Berlin - Anwärter gab es viele: Ob die Diskussion um Thomas Gottschalks Nachfolger bei "Wetten, dass..?", oder der Bushido-Bambi. Nun wurde das peinlichste Ereignis des Jahres gewählt.

Der Goldene Günter für “die Peinlichkeit des Jahres“ im Mediensektor geht dieses Jahr an den Bambi für den Rapper Bushido. Die Auszeichnung sei als Kritik an der Entscheidung der Bambi-Jury zu verstehen, ausgerechnet den wegen seiner öffentlichen Aussagen umstrittenen Musiker Bushido in diesem Jahr “mit einem Integrationsbambi für seinen Einsatz um ein “respektvolles Miteinander““ auszuzeichnen, teilte der Internetmediendienst dwdl.de am Donnerstag mit. Der Goldene Günter wird von den dwdl.de-Lesern vergeben.

7000 Menschen hatten an der Abstimmung teilgenommen, 31,6 Prozent hatten sich für den Bushido-Bambi entschieden. Auf Platz zwei landete mit 23,6 Prozent die RTL-Sendung “Mietprellern auf der Spur“. Die Dreharbeiten waren von umstrittenen Methoden bei dem von Imago TV produzierten und Vera Int-Veen präsentierten Format begleitet - die zuständige Landesmedienanstalt in Niedersachsen hat bereits ein Verfahren gegen die Sendung eingeleitet. Der dritte Platz geht mit 10,3 Prozent an die endlose Diskussion über einen Nachfolger für Thomas Gottschalk bei der ZDF-Show “Wetten, das..?“.
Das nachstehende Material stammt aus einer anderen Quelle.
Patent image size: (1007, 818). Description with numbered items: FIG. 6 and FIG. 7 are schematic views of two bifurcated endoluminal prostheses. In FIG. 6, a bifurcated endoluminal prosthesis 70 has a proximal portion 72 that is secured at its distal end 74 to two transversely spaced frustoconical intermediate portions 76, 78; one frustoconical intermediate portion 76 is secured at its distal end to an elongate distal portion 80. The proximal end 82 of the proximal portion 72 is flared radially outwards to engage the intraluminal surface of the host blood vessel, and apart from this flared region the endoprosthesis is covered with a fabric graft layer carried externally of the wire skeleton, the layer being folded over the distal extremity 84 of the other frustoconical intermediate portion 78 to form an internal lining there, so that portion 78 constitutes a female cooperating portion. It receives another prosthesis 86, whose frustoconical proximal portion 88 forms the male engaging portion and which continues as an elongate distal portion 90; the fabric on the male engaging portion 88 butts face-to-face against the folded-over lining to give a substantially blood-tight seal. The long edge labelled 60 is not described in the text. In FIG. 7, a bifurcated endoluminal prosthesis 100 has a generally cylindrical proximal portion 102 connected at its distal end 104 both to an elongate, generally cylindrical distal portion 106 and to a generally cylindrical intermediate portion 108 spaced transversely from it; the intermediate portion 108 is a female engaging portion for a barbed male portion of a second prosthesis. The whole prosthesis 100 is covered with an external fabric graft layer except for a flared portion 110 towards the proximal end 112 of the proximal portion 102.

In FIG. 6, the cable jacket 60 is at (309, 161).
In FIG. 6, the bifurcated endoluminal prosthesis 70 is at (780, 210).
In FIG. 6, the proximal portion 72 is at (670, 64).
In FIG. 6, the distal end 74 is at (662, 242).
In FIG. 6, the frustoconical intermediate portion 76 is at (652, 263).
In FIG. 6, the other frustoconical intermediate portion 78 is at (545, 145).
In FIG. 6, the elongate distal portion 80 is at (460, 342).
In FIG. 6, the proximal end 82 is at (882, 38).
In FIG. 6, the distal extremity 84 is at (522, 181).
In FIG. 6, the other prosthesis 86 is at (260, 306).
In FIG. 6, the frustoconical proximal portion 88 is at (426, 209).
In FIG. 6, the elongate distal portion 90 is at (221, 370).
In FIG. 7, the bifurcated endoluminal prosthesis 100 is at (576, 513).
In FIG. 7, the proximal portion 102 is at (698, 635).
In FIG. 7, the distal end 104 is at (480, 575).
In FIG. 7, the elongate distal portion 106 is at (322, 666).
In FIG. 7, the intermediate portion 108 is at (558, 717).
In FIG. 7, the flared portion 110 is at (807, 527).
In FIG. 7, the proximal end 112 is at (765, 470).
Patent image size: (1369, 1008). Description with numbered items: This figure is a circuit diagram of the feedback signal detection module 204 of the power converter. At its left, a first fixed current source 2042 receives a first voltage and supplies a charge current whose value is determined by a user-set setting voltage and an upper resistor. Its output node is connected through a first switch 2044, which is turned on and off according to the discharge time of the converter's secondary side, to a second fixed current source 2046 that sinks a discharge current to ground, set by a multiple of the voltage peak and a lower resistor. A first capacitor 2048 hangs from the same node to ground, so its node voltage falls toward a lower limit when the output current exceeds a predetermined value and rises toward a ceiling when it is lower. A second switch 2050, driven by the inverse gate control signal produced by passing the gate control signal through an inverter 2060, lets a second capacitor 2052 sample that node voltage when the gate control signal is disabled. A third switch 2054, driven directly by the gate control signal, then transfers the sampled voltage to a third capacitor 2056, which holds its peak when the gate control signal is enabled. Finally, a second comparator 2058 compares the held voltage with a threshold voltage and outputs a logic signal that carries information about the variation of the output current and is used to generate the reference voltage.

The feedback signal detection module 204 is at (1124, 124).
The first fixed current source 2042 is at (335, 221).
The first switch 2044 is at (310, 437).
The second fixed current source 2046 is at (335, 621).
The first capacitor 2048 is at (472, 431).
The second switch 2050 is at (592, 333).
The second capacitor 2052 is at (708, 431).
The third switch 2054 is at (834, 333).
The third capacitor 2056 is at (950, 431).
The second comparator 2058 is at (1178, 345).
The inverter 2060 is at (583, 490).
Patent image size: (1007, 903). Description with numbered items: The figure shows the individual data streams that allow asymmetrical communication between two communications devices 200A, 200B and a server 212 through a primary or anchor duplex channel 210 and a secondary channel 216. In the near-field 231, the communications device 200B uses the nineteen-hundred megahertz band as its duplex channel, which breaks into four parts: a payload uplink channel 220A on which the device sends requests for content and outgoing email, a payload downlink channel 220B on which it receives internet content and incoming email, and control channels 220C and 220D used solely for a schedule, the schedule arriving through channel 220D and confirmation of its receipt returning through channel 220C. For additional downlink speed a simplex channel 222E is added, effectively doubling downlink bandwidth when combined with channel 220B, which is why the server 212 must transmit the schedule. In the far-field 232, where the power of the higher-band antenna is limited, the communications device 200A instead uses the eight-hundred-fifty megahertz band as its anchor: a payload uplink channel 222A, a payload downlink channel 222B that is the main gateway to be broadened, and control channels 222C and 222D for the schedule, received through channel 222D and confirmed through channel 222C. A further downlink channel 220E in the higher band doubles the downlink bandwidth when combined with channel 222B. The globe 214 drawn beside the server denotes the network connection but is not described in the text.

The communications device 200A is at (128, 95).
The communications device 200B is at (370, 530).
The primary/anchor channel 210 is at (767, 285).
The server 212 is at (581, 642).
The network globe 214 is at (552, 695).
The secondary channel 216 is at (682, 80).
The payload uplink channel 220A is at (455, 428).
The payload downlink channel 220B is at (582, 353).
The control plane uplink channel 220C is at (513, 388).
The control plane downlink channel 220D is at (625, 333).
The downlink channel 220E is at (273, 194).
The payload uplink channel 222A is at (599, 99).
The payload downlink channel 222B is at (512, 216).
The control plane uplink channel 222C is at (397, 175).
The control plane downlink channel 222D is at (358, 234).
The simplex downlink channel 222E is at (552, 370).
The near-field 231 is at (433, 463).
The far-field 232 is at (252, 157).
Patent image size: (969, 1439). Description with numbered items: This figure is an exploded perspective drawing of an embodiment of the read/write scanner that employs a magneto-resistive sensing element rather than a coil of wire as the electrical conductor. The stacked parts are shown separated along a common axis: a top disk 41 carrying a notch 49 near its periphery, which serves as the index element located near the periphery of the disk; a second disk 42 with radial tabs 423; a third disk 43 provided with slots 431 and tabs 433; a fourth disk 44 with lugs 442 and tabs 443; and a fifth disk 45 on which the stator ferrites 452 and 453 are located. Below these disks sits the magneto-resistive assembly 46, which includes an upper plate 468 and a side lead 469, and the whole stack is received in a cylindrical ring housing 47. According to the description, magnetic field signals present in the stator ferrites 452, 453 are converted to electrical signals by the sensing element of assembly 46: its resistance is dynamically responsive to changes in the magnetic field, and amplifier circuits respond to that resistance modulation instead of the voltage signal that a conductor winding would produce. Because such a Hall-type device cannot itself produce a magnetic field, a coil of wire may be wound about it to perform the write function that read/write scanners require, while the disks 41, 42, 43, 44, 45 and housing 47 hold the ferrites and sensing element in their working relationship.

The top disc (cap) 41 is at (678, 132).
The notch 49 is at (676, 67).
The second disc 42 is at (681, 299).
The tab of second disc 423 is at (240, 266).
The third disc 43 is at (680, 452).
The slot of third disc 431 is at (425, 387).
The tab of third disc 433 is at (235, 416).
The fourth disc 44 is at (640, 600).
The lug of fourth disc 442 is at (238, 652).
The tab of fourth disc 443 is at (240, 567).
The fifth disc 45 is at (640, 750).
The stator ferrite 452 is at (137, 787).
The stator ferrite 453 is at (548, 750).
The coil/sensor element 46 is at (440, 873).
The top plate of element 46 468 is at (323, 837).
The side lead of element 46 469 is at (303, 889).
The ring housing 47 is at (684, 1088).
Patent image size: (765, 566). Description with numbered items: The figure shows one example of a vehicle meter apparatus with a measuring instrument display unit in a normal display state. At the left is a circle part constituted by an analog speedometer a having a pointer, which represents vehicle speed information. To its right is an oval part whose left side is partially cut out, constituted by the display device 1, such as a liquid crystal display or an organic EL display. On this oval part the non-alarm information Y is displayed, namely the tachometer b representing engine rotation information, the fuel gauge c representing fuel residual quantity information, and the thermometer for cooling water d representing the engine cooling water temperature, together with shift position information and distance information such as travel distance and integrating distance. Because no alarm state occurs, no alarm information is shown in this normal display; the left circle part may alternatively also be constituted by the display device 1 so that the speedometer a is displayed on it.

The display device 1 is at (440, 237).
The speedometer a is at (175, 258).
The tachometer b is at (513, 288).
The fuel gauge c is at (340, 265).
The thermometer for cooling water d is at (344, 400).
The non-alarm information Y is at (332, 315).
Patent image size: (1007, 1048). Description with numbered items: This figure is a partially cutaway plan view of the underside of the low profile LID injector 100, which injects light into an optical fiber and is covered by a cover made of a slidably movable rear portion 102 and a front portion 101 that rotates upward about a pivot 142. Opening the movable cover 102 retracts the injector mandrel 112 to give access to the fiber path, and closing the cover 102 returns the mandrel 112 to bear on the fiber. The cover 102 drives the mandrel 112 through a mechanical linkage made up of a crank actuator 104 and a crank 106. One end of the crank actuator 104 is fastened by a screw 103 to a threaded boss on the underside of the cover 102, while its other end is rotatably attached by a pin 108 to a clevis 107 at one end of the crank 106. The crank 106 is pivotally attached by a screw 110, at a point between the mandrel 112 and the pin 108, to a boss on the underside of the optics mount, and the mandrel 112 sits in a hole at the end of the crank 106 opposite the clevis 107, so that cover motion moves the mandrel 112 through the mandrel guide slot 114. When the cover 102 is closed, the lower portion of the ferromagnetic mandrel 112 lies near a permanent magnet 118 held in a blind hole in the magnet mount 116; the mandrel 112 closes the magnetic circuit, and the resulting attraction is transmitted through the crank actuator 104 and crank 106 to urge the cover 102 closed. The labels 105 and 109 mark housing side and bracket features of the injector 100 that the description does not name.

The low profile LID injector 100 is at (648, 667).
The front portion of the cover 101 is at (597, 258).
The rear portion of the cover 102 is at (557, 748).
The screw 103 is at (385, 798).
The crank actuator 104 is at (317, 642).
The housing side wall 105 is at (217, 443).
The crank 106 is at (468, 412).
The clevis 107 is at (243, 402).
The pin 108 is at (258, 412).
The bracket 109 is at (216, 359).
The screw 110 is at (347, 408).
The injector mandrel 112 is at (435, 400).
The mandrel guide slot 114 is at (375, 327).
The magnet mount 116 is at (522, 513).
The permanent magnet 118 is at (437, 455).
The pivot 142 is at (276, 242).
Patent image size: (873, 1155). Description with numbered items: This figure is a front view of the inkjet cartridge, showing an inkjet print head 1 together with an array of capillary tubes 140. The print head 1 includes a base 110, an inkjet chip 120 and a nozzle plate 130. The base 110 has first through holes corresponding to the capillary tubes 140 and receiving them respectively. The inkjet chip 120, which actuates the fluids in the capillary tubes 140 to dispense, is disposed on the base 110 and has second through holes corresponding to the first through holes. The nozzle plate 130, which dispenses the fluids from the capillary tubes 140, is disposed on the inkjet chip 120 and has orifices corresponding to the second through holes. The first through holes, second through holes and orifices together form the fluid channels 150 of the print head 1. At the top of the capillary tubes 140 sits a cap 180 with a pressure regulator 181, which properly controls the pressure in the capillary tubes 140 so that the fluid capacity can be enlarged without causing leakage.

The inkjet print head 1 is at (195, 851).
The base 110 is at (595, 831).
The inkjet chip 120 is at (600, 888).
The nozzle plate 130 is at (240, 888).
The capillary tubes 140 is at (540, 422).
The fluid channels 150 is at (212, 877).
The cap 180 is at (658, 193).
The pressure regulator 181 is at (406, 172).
Der Goldene Günter, der nur symbolisch vergeben wird, ist benannt nach dem ehemaligen ARD-Programmdirektor Günter Struve (71), der bis 2008 das Amt bekleidete. Struve hatte in einem Gespräch mit dem Nachrichtenmagazin “Der Spiegel“ eine Sendung von “Schmidt & Pocher“ in der ARD als “ziemlich ui-jui-jui“ bezeichnet. Seitdem vergibt dwdl.de den Goldenen Günter für Leistungen, die ziemlich “ui-jui-jui“ waren. 2010 gewann die “Oliver Pocher Show“ (Sat.1) den Preis, vor zwei Jahren ging er an die ZDF-Gremien für das Hin und Her bei der Wahl des ZDF-Chefredakteurs.